11.15 : PKK'nın silah imha töreni başladı
Bir grup PKK mensubu şu dakikalarda silahlarını imha ediyor
10.55: Irak, KDP ve KYB temsilcileri alanda
Süleymaniye Valisi Heval Ebubekir, KDP lideri Mesud Barzani’nin temsilcisi Heyman Hewrami, Irak Kürdistan Bölgesi İçişleri Bakanlığı’ndan Tuğgeneral Tariq Ahmed, Kürdistan Yurtseverler Birliği ve Irak İçişleri Bakanlığı temsilcileri törene katılan isimler arasında yer alıyor.
10.46: PKK Süleymaniye'nin Surdaş bölgesindeki Cesane Mağarası'nda silah bırakacak
Cesane Mağarası’na giden yol kapatıldı.
10.30: Heyetler tören alanında
DEM Parti Eş Genel Başkanları Tuncer Bakırhan ve Tülay Hatimoğulları, Demokratik Bölgeler Partisi (DBP) Eş Genel Başkanları Çiğdem Kılıçgün Uçar ve Keskin Bayındır, HDK Eş Sözcüsü Meral Danış Beştaş ile milletvekillerinin de bulunduğu heyet tören alanına vardı.
10.10: Alana doğru hareketlenme başladı
Gazeteciler, siyasetçiler ve sivil toplum örgütleri temsilcileri, Süleymaniye’nin Dukan kasabasından araçlarla törenin düzenleneceği alana doğru hareket etmeye başladı. Töreni izlemek için Dukan'a gelen yüzlerce gazeteci de otel önündeki bekleyişini sürdürüyor.
Neler yaşandı?
PKK lideri Abdullah Öcalan’ın İmralı Adası’nda 27 Şubat’ta yaptığı çağrının ardından PKK, 5-7 Mayıs tarihlerinde gerçekleştirdiği kongrede fesih ve silah bırakma kararı aldı.

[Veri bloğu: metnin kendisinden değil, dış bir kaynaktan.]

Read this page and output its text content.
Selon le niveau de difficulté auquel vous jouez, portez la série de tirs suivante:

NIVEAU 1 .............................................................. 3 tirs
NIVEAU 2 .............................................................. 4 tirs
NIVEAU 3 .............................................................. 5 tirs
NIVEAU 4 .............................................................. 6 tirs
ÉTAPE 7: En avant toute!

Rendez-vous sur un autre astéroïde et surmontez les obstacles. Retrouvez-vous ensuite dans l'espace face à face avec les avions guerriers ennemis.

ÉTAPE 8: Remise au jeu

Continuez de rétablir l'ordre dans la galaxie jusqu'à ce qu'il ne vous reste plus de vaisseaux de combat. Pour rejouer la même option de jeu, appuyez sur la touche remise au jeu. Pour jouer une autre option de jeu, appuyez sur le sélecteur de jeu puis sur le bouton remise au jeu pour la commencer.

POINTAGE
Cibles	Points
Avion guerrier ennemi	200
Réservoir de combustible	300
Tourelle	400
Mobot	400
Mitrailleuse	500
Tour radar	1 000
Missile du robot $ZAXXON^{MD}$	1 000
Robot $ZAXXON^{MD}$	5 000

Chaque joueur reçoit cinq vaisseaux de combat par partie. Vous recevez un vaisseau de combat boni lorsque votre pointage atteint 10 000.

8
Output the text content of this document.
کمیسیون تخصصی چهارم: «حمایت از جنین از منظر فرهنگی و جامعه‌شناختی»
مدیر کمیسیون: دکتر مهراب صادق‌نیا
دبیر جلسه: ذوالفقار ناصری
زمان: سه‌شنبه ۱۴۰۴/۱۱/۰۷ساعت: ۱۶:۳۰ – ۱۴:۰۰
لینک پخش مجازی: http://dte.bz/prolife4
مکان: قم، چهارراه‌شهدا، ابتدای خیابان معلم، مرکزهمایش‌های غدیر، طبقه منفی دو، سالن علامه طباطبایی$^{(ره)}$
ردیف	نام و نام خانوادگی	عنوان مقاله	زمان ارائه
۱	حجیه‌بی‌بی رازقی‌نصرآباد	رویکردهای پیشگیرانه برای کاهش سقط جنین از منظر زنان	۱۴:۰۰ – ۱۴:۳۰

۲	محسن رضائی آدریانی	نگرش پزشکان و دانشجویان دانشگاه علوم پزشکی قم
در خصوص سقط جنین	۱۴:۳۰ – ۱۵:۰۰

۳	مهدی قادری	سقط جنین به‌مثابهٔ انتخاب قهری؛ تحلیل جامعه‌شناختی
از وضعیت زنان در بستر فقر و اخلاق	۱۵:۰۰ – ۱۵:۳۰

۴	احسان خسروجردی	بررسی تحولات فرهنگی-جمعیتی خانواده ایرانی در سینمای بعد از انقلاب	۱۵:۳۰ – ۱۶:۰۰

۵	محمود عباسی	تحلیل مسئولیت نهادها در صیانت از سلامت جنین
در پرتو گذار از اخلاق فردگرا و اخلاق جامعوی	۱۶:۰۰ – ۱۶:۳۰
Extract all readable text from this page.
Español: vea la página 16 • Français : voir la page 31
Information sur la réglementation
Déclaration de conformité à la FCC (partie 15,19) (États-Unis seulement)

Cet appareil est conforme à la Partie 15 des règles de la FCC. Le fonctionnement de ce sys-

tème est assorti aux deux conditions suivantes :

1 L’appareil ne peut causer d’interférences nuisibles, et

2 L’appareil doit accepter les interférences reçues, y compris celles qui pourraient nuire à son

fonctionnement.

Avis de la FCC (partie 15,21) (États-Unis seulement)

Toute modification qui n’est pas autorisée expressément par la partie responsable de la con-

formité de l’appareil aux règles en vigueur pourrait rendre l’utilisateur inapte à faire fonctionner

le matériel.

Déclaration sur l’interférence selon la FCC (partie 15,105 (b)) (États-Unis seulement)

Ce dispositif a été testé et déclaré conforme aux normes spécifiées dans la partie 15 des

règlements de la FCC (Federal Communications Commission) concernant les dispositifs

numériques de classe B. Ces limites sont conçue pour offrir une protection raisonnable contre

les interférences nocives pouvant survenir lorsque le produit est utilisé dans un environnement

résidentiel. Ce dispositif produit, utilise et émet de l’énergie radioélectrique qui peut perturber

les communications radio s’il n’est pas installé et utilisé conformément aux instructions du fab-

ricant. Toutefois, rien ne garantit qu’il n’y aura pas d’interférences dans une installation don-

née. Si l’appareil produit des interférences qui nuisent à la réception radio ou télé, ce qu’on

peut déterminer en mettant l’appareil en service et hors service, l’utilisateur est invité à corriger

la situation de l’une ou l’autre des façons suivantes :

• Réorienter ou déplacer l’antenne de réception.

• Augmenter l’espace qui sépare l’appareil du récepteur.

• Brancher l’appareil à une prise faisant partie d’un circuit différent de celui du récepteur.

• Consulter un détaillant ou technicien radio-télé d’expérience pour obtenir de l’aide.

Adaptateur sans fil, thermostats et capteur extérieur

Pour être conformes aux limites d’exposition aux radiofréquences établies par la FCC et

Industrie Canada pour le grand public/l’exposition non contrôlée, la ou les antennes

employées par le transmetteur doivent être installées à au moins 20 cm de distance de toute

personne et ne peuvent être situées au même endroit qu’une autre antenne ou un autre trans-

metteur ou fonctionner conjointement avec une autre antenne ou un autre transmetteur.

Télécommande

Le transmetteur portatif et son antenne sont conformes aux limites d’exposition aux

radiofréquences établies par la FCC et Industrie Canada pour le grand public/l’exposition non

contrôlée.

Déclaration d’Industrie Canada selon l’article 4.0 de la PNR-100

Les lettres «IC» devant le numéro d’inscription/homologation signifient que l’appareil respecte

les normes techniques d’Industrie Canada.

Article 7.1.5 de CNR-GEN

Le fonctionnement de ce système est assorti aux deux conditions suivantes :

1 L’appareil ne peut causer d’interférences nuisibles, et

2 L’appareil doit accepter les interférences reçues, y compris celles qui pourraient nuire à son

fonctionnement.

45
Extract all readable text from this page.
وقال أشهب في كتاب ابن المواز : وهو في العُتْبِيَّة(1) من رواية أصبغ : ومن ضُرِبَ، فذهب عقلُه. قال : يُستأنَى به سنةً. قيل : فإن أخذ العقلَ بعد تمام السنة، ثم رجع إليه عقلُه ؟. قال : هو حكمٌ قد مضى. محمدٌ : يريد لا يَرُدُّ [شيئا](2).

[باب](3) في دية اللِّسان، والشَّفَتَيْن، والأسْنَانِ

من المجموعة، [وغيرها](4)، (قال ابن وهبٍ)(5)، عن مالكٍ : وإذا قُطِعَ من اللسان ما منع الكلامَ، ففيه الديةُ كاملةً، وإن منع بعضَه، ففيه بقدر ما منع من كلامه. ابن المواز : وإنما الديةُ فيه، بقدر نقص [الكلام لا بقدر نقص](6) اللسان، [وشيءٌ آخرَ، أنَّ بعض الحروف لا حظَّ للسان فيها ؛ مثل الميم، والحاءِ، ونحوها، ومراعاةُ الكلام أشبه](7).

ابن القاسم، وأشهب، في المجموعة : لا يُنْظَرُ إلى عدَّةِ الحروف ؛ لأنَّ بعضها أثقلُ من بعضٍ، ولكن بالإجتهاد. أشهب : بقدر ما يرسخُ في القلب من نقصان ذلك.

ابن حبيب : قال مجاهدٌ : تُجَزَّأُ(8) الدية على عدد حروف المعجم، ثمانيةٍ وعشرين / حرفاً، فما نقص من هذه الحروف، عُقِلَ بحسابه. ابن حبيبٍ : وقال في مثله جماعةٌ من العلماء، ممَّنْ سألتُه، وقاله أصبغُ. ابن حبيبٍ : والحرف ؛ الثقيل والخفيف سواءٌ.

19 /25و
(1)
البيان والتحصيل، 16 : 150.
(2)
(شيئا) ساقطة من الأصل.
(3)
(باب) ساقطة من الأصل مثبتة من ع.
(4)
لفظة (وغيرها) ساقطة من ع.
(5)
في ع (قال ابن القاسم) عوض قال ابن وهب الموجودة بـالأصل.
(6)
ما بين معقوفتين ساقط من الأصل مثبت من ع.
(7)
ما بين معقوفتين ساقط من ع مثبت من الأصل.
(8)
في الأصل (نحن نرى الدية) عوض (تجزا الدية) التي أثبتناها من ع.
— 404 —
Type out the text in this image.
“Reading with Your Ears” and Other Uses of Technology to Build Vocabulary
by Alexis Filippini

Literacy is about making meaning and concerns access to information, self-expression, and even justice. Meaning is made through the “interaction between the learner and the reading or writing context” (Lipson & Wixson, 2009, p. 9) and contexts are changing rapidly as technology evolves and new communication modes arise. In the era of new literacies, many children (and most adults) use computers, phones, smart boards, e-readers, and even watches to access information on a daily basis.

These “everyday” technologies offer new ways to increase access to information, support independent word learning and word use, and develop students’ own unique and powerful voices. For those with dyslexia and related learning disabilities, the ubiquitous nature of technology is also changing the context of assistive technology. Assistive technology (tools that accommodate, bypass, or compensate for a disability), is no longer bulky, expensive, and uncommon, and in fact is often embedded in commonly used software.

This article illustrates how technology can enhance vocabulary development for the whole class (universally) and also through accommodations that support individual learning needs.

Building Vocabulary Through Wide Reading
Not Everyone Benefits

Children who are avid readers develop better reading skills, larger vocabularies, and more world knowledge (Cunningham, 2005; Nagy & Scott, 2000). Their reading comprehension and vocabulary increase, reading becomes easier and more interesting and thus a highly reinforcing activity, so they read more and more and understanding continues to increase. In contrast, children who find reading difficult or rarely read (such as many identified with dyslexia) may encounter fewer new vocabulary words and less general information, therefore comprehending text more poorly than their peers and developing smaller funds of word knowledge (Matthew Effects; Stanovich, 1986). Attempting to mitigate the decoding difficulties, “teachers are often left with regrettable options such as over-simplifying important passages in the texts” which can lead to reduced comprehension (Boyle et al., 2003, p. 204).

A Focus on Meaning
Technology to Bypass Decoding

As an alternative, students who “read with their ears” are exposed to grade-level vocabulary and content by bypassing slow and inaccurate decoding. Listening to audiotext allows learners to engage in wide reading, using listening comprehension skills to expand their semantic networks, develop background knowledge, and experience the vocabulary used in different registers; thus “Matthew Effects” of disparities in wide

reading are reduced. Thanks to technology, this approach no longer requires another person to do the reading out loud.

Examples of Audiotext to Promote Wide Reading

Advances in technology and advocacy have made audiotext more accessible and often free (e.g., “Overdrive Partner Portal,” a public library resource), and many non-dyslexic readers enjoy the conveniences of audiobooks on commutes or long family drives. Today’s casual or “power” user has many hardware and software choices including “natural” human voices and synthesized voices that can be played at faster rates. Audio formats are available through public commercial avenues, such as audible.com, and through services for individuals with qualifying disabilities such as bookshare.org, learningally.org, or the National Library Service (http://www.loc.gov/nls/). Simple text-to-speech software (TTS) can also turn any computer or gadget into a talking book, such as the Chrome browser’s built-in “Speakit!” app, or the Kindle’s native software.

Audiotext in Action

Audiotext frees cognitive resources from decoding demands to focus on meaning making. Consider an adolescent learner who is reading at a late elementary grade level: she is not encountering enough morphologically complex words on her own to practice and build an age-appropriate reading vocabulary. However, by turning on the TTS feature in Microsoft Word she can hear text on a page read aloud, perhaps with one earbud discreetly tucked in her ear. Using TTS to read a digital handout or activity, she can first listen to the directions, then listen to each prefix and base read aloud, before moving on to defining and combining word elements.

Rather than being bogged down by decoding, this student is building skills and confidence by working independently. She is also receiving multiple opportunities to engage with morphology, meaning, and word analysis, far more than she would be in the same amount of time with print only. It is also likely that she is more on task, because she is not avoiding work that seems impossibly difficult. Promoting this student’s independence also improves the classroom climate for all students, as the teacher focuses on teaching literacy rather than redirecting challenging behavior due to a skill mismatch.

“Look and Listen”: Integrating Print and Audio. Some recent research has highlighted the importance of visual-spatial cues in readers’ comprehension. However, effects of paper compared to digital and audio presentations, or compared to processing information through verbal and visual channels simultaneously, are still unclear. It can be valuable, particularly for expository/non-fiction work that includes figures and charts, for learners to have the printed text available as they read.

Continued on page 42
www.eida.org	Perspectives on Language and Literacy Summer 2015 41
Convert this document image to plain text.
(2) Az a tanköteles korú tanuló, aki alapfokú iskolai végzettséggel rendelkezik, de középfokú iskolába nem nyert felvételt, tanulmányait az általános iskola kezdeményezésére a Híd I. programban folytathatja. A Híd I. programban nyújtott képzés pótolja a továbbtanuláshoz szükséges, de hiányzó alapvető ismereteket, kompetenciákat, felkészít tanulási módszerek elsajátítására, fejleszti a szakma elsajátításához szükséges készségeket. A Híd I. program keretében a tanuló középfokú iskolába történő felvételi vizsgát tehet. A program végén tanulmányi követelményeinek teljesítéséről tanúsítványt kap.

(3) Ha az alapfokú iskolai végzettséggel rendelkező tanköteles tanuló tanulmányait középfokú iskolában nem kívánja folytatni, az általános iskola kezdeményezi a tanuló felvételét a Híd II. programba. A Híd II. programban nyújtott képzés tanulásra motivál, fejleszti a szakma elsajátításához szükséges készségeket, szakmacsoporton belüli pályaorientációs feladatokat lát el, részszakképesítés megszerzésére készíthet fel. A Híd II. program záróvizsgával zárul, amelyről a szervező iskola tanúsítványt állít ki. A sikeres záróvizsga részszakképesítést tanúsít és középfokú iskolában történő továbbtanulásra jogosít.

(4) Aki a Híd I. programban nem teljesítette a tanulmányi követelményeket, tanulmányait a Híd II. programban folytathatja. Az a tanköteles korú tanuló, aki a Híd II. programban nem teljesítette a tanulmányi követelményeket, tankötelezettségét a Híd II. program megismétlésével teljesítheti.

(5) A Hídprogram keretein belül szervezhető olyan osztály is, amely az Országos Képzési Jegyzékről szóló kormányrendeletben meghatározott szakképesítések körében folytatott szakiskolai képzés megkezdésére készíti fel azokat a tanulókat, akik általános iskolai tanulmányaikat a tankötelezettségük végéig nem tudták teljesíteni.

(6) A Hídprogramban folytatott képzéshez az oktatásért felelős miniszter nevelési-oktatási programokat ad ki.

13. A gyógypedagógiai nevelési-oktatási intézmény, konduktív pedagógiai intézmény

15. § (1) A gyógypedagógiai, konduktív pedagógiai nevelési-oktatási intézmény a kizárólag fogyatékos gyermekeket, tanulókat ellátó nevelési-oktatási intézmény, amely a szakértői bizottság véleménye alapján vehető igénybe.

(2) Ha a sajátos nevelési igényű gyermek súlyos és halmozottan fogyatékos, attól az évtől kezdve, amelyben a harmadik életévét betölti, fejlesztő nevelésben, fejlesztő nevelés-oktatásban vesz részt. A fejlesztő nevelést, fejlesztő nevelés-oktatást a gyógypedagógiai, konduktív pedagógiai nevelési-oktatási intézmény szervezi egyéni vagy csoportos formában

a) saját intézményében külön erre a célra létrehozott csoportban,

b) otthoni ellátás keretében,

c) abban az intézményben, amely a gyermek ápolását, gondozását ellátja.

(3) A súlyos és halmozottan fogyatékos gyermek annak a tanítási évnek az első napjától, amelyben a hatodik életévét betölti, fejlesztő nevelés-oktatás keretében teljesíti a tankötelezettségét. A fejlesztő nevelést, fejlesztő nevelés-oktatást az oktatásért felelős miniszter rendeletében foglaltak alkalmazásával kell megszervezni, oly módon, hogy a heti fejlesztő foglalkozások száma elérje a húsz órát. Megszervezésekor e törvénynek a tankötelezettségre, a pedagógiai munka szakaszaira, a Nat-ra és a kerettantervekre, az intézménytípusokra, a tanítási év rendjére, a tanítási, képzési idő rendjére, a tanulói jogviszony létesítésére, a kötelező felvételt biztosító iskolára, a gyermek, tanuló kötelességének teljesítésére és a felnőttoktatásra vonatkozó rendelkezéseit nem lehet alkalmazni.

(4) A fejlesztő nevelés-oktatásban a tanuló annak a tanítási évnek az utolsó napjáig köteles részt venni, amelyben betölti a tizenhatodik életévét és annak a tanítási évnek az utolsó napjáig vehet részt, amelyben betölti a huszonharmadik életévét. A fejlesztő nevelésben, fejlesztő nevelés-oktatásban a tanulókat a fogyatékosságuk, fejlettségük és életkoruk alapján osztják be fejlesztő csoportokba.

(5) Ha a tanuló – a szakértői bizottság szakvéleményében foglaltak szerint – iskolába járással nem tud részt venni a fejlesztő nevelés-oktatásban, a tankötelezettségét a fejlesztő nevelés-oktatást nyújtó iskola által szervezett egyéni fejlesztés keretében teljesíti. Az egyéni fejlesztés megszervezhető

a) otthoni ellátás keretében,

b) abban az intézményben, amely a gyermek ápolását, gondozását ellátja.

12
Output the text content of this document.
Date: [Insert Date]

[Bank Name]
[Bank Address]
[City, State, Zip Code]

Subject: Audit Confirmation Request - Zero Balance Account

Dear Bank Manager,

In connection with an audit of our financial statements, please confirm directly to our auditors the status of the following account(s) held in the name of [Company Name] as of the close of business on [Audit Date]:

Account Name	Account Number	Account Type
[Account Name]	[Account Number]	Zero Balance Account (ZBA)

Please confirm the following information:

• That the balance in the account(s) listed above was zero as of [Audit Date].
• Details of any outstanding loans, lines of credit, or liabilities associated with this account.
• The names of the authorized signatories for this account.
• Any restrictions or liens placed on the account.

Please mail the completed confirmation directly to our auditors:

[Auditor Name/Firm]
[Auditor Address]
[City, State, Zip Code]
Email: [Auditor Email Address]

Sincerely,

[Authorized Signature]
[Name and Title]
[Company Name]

Bu karar kapsamında terör örgütü PKK, yaptığı duyuruda bir grup örgüt mensubunun 11 Temmuz günü Irak Kürdistan Bölgesel Yönetimi’nin (IKBY) Süleymaniye kentinde düzenlenecek törenle silah bırakacağını bildirdi.
KCK, 7 Temmuz günü yaptığı açıklamada, güvenlik" nedeniyle silah bırakmanın yapılacağı tören alanına gazetecilerin alınmayacağı, törenin canlı yayınlanmayacağı duyurmuştu. Açıklamada, gazetecilerin silah bırakma törenini kurulacak ekranda takip edileceği bildirilmişti.
Kimler katılacak?
Öte yandan; Süleymaniye’nin Raperin ilçesinde gerçekleştirilecek olan sembolik törende 33 ila 44 kişilik bir grup, belirlenecek bir noktada silahlarını imha edecek.
Rudaw'da yer alan habere göre; törene katılması beklenen isimler şunlar:
KCK yöneticileri Bese Hozat ve Mustafa Karasu,
Mesud Barzani'nin temsilcisi Hemin Hawrami,
Kürdistan Bölgesi Başkanı Neçirvan Barzani'nin temsilcisi Dilşad Şahab
Irak İçişleri Bakanlığı temsilcisi,
Kürdistan Bölgesi İçişleri Bakanlığı temsilcisi Tuğgeneral Tarık Ahmed
Kürdistan Yurtseverler Birliği (KYB) temsilcisi
Halkın Eşitlik ve Demokrasi Partisi (DEM Partisi) Eş başkanları
Demokratik Bölgeler Partisi (DBP) ve Halkların Demokratik Kongresi (HDK) heyetleri.